Sono un telefono fisso con rotella e cornetta ancora collegato
a un cavo, il mio cordone ombelicale. Da un po' di tempo a questa parte mi
sento sordo e muto: ricevo pochissime telefonate e ne faccio ancora di meno. Mi
considerano superato, da quando ha fatto irruzione sul mercato un mio
fratellastro che non mi somiglia affatto: lo smartphone. Infatti non ha numeri
e non ha tasti. E non è mai lo stesso, perché il modello cambia di continuo. E
poi non sta mai fermo e fisso in un posto, ma sempre in movimento in mano al
suo padrone devoto. Basta toccarlo o solo sfiorarlo con un dito e lui parte e
fa di tutto e di più. Raramente squilla come faccio ancora io, però può vibrare
o mettersi a cantare o suonare la marcia di Radetzky o la sinfonia n. 9 di
Beethoven. Quel trillo tradizionale non piace più a nessuno: ricorda troppo il
passato. E il passato, nell’immaginario collettivo, fa schifo.
Sono destinato a sparire come un
dinosauro - così dicono - insieme a quei quattro utenti che si ostinano ancora
ad usarmi nel chiuso dei loro appartamenti, intolleranti alla dittatura della
telefonia mobile. E pensare che fino a qualche anno fa ero il protagonista
assoluto, bene in vista sul tavolino di legno massello all’ingresso di ogni
casa, con accanto l’immancabile guida telefonica, la mia memoria storica. Ero
l’unico addetto nei rapporti comunicazionali. Per strada ero pure disponibile all’interno
di un’apposita cabina, che mi proteggeva da orecchie e occhi indiscreti. Se ne
vede ancora qualcuna in giro, risparmiata dai soliti atti vandalici. In casa,
poi, appartenevo indistintamente a tutta la famiglia; passavo da una mano
all’altra, da un orecchio all’altro: custodivo i pensieri segreti e quelli svelati
di ogni componente familiare. Avevo una mia riservatezza da tutelare, una mia
dignità: sempre equilibrato, educato, non squillavo mai a sproposito, nessuno
mi usava in orari impossibili. E se proprio qualcuno chiamava per telefonate
urgenti (oggi tutto è diventato urgente) si scusava con l’interlocutore per il
disturbo arrecato. Nessuno si sognava di fare telefonate inutili. Tutto
l’opposto di questo mio invadente fratellastro, che ama mettersi in mostra in
ogni occasione e farsi osservare e sentire e maledire (soprattutto da chi non
lo sopporta) nei luoghi pubblici e affollati. Lui crede di essere sempre
autorizzato a rompere le scatole in qualsiasi ora del giorno e della notte.

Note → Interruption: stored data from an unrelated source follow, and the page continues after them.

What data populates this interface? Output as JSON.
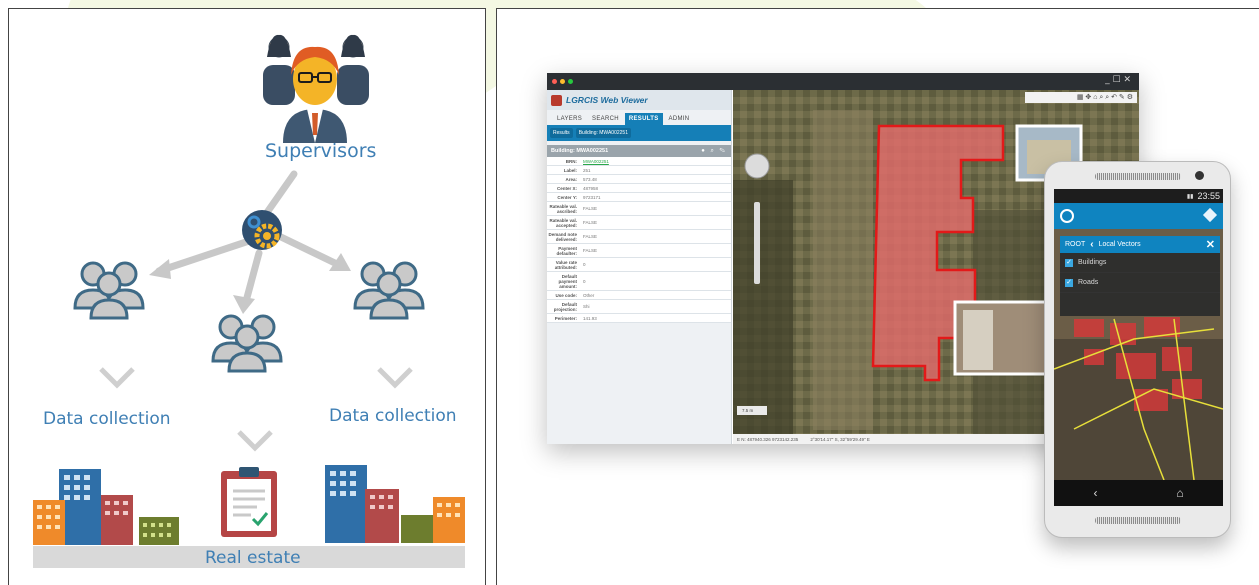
{
  "left": {
    "supervisors_label": "Supervisors",
    "data_collection_left": "Data collection",
    "data_collection_right": "Data collection",
    "real_estate_label": "Real estate"
  },
  "viewer": {
    "title": "LGRCIS Web Viewer",
    "tabs": [
      "LAYERS",
      "SEARCH",
      "RESULTS",
      "ADMIN"
    ],
    "active_tab": "RESULTS",
    "breadcrumbs": [
      "Results",
      "Building: MWA002251"
    ],
    "building_header": "Building: MWA002251",
    "attributes": [
      {
        "k": "BRN:",
        "v": "MWA002251"
      },
      {
        "k": "Label:",
        "v": "251"
      },
      {
        "k": "Area:",
        "v": "573.48"
      },
      {
        "k": "Center X:",
        "v": "487958"
      },
      {
        "k": "Center Y:",
        "v": "9723171"
      },
      {
        "k": "Rateable val. ascribed:",
        "v": "FALSE"
      },
      {
        "k": "Rateable val. accepted:",
        "v": "FALSE"
      },
      {
        "k": "Demand note delivered:",
        "v": "FALSE"
      },
      {
        "k": "Payment defaulter:",
        "v": "FALSE"
      },
      {
        "k": "Value rate attributed:",
        "v": "0"
      },
      {
        "k": "Default payment amount:",
        "v": "0"
      },
      {
        "k": "Use code:",
        "v": "Other"
      },
      {
        "k": "Default projection:",
        "v": "Shi"
      },
      {
        "k": "Perimeter:",
        "v": "141.93"
      }
    ],
    "coords_utm": "E N: 487940.326 9723142.235",
    "coords_dms": "2°30'14.17\" S, 32°59'29.49\" E",
    "scale_label": "7.5 m"
  },
  "phone": {
    "time": "23:55",
    "root_label": "ROOT",
    "menu_title": "Local Vectors",
    "items": [
      {
        "label": "Buildings",
        "checked": true
      },
      {
        "label": "Roads",
        "checked": true
      }
    ]
  },
  "colors": {
    "brand_blue": "#3f7fb4",
    "accent_blue": "#157fb7",
    "building_red": "#e31919"
  }
}
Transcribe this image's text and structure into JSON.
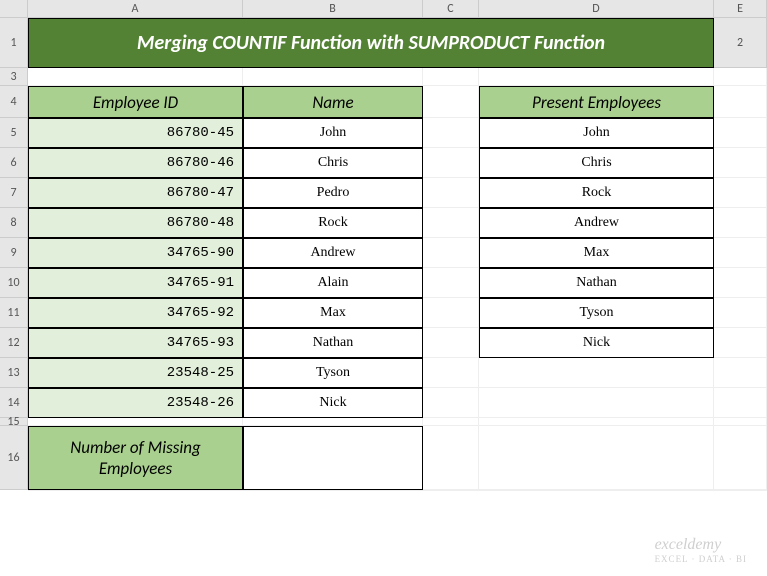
{
  "columns": [
    "A",
    "B",
    "C",
    "D",
    "E"
  ],
  "rows": [
    "1",
    "2",
    "3",
    "4",
    "5",
    "6",
    "7",
    "8",
    "9",
    "10",
    "11",
    "12",
    "13",
    "14",
    "15",
    "16"
  ],
  "title": "Merging COUNTIF Function with SUMPRODUCT Function",
  "headers": {
    "employee_id": "Employee ID",
    "name": "Name",
    "present": "Present Employees"
  },
  "employees": [
    {
      "id": "86780-45",
      "name": "John"
    },
    {
      "id": "86780-46",
      "name": "Chris"
    },
    {
      "id": "86780-47",
      "name": "Pedro"
    },
    {
      "id": "86780-48",
      "name": "Rock"
    },
    {
      "id": "34765-90",
      "name": "Andrew"
    },
    {
      "id": "34765-91",
      "name": "Alain"
    },
    {
      "id": "34765-92",
      "name": "Max"
    },
    {
      "id": "34765-93",
      "name": "Nathan"
    },
    {
      "id": "23548-25",
      "name": "Tyson"
    },
    {
      "id": "23548-26",
      "name": "Nick"
    }
  ],
  "present": [
    "John",
    "Chris",
    "Rock",
    "Andrew",
    "Max",
    "Nathan",
    "Tyson",
    "Nick"
  ],
  "missing_label": "Number of Missing Employees",
  "missing_value": "",
  "watermark": {
    "brand": "exceldemy",
    "sub": "EXCEL · DATA · BI"
  }
}
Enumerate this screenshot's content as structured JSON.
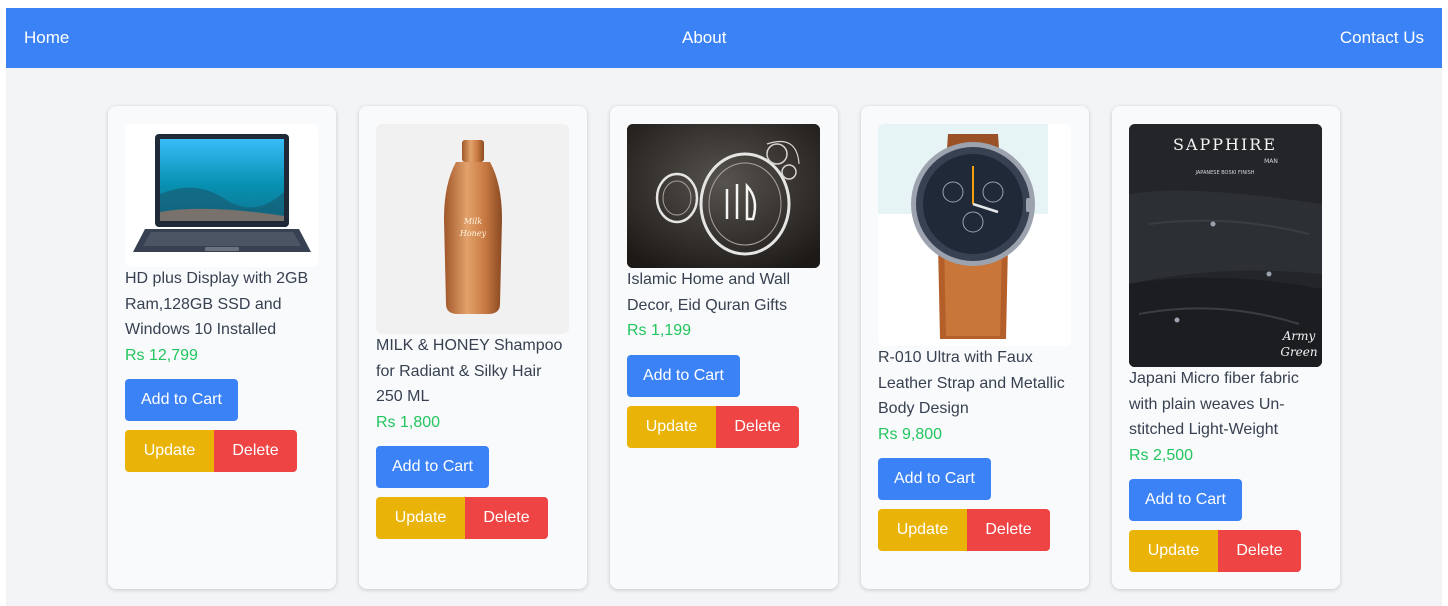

Vuole sapere dove ti trovi; e che stai facendo? e con chi stai? e dove vai?; e
se malauguratamente non rispondi o lo spegni, devi pure giustificarti con scuse
ridicole, tipo “non c’era campo”…”ero in galleria”…”avevo la batteria scarica”.
Lui ama pedinare, spiare, fotografare e ti costringe a guardare quel suo
piccolo schermo che è un pozzo senza fondo, da cui nessuno sa più distogliere
lo sguardo. Quel “pronto chi parla?” di antica memoria si è trasformato in uno sfacciato
“dove sei?”. E’ un impiccione, il mio sostituto, incurante di qualsiasi riserbo.
Sto per sparire, questo lo so. E
quando mi taglieranno definitivamente quel filo che ancora mi tiene in vita,
sarò costretto a lasciare, senza contatti, quelle persone all’antica che mi
sono rimaste legate e mal sopportano l’idea di telefonare per strada, sui mezzi
pubblici, nei locali superaffollati, come i tanti invasati che si vedono in
giro. Mi troverete abbandonato nei mercatini dell’usato, dove già è massiccia
la mia presenza. Non ho nulla da rimproverarmi: sono stato, da sempre, un
valido e utile strumento della tecnica al servizio dell’uomo. Sto per lasciarvi, miei
cari affezionati utenti, nelle mani di questo mio invadente sostituto, ultimo
ritrovato della tecnica, che ha preso il sopravvento e da mezzo al servizio
dell’uomo è diventato fine supremo dell’uomo. Dominandolo e imprigionandolo. E
non è un caso che si chiami “cellulare”, come il furgone ad uso della polizia
penitenziaria per il trasporto dei detenuti.